同時に経営用語で欠かせない「リスク」については載っているものの、今日的定義には程遠いものだった。また、これも経営上の重要な用語である「課題」については、わずか2行の説明にとどまっていた。ちなみに、米国の辞書の WEBSTERを毎回引き合いに出して恐縮だが、そこには55行の解説がなされている。

広辞苑の第六版の編集には、編者の大変な努力と献身があったことだろう。しかしながら、グローバル化している情勢の中で、掲載用語やその定義を見ると、あたかも時が止まってしまっているような印象を持たざるを得ない。その原因は何か。詳しく見ていくうちに、巻末で各界の協力した専門家のリストを目にして、合点がいった。

専門家の中に「経営」を専門分野とする方が一人も入っていないのである。また、「経済」に関しては4名の方の名が挙がっているが、「哲学」は3名、「国際」は辛うじて1名、そして、教育はゼロとなっている。これは165名にも上る専門家のリストの中での数字である。このことが何を意味しているか。それは今日の日本が置かれている閉塞状況を端的に表しているといえないだろうか。
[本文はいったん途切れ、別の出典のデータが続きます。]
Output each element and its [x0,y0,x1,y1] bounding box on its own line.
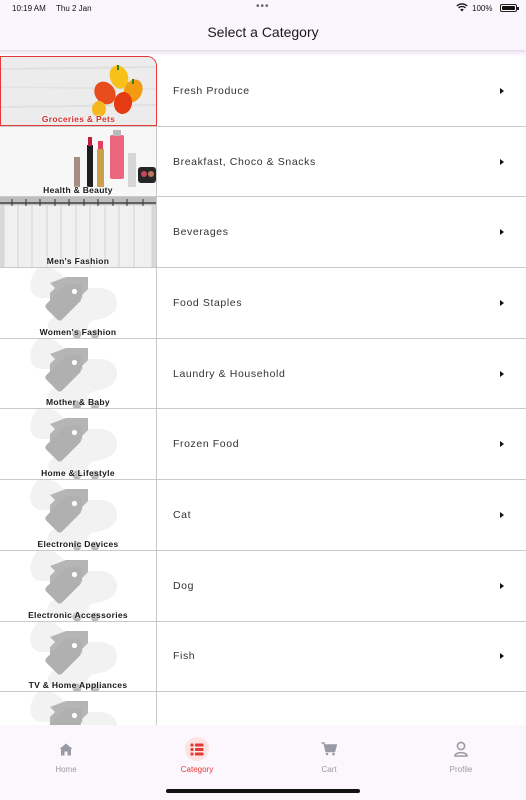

つまり、社会生活にとって重要な領域について、あまり議論がされていないのではないかと思うのである。ではほかの157名はどのような分野の専門家かというと、それは各知識領域の専門家の集団なのである。例えば、陶芸、農業、生物、音楽、植物、芸能、美術、日本史、中国史、科学、医学などの専門家の名前が挙がっている。その中でも、農林水産は8名、医学は8名、音楽は10名、そして、文学・歴史にいたっては31名にも及ぶ。

わが国の将来やビジョンの確立が必要とされている今日、日本人のこれまでのメンタリティ、すなわち、広辞苑の協力者の分布に表れているような構造を大幅に改革する必要が、この事実からも言えるのではないか。政府がブレーンとして招集する学識経験者や有識者も、こうした発想が潜在的にあるのではないか。この現状に警鐘を鳴らしたい。